Seven months later I returned home, now weighing under seven stone. It was clear to see that my health was rapidly deteriorating. I was going to the toilet up to ten times a day and was bent over double after eating anything at all. It was a struggle to even stand up straight. After going for a scan, I was soon diagnosed with a second abscess. Doctors tried various ways of draining the abscess without invasive surgery, which consisted of a tube being inserted through an incision in my stomach while I was awake. The pain of the procedure had me howling like an animal despite a local anaesthetic.
It was soon clear that I had little choice but to agree to a second operation to have the infected part of my intestine isolated and removed. I would have to wait eight weeks before they could operate – the longest two months of my life. In that time, I was given the notoriously addictive pain medication Oxycontin to take as and when I needed it. I quickly became very reliant on the pills which I would take all day with very little supervision.
My boyfriend (now husband) Jerome and I had recently started seeing each other. But the worse I got, the harder I found it to confide in him. I struggled to communicate the emotional and bodily trauma I was enduring, while my friends were all getting on with their lives. Vulnerable and needy, I hated the person I was becoming. Once headstrong and fiercely independent, the dynamics of our relationship seemed foreign to me. I felt emotionally abandoned, and the looming operation filled me with dread.
Jerome’s face was the first I saw when I came around from the anaesthetic. His piercing brown eyes looking down at me, I knew something had gone wrong. My abscess had been the size of a melon so there was no way they could have completed the operation as planned because my intestine wall was too fragile to be stitched back together and would just disintegrate all over again. He broke the news: I had been fitted with an ileostomy bag (a colostomy bag for the small intestine) after having over one foot of my small intestine removed. This was so my intestine wall could heal before hopefully being reversed and sewn back together later down the line.
Although drifting in and out of consciousness, I was in shock; inconsolable when conscious enough to remember. Lying in intensive care, wired to a monitor to keep track of my heartbeat, Jerome was unable to leave my side. As he tried to let go, my heart rate would soar, the machines would alarm, and the nurses would come running. His presence was the only thing that kept my heart rate stable.

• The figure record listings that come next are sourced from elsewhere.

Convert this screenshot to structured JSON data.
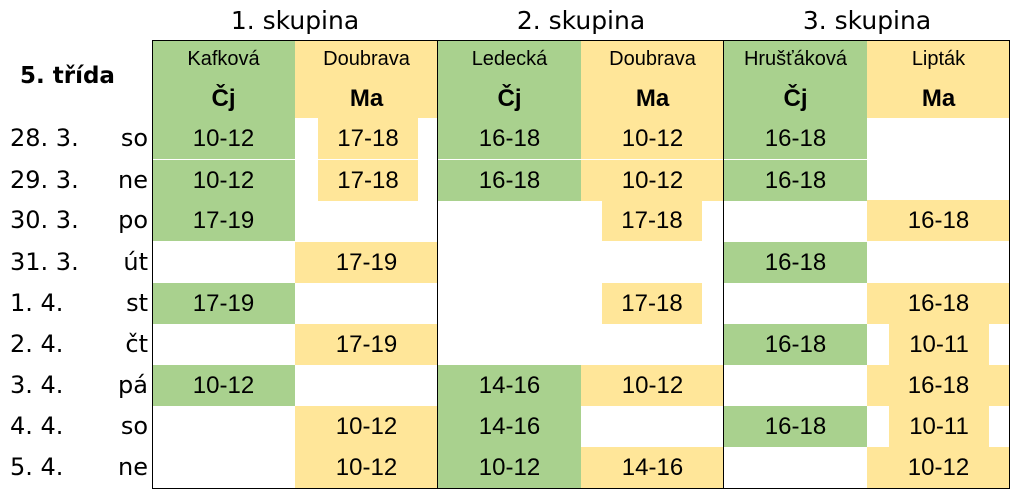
{
  "header": {
    "class_title": "5. třída",
    "groups": [
      "1. skupina",
      "2. skupina",
      "3. skupina"
    ],
    "teachers": [
      "Kafková",
      "Doubrava",
      "Ledecká",
      "Doubrava",
      "Hrušťáková",
      "Lipták"
    ],
    "subjects": [
      "Čj",
      "Ma",
      "Čj",
      "Ma",
      "Čj",
      "Ma"
    ]
  },
  "colors": {
    "green": "#a9d18e",
    "yellow": "#ffe699"
  },
  "rows": [
    {
      "date": "28. 3.",
      "day": "so",
      "cells": [
        "10-12",
        "17-18",
        "16-18",
        "10-12",
        "16-18",
        ""
      ]
    },
    {
      "date": "29. 3.",
      "day": "ne",
      "cells": [
        "10-12",
        "17-18",
        "16-18",
        "10-12",
        "16-18",
        ""
      ]
    },
    {
      "date": "30. 3.",
      "day": "po",
      "cells": [
        "17-19",
        "",
        "",
        "17-18",
        "",
        "16-18"
      ]
    },
    {
      "date": "31. 3.",
      "day": "út",
      "cells": [
        "",
        "17-19",
        "",
        "",
        "16-18",
        ""
      ]
    },
    {
      "date": "1. 4.",
      "day": "st",
      "cells": [
        "17-19",
        "",
        "",
        "17-18",
        "",
        "16-18"
      ]
    },
    {
      "date": "2. 4.",
      "day": "čt",
      "cells": [
        "",
        "17-19",
        "",
        "",
        "16-18",
        "10-11"
      ]
    },
    {
      "date": "3. 4.",
      "day": "pá",
      "cells": [
        "10-12",
        "",
        "14-16",
        "10-12",
        "",
        "16-18"
      ]
    },
    {
      "date": "4. 4.",
      "day": "so",
      "cells": [
        "",
        "10-12",
        "14-16",
        "",
        "16-18",
        "10-11"
      ]
    },
    {
      "date": "5. 4.",
      "day": "ne",
      "cells": [
        "",
        "10-12",
        "10-12",
        "14-16",
        "",
        "10-12"
      ]
    }
  ]
}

For the first few days in hospital, I refused to look down. Knowing I was stuck there until I was self-sufficient, I had to come to terms with my new appendage quickly. My fears were different this time around – no longer the intangible, ‘why me?’ – but the practical ‘what goes where’. Calm, underwhelmed, focused on the practical: I finally let Jerome look after me. He told me every day that I was still the most beautiful girl in the world, but all I could see was the stub of intestine thrust through my stomach. It looked like a small pink tongue poking out at me.
After a few days I forced myself to get out of bed. I thought if I looked better, I’d feel better. Still attached to my drip, Jerome held me up and washed my hair, even attempting to blow dry it afterwards. He even brought me an antique china cup and saucer to the hospital to have my tea out of, just to make it all feel a bit less clinical.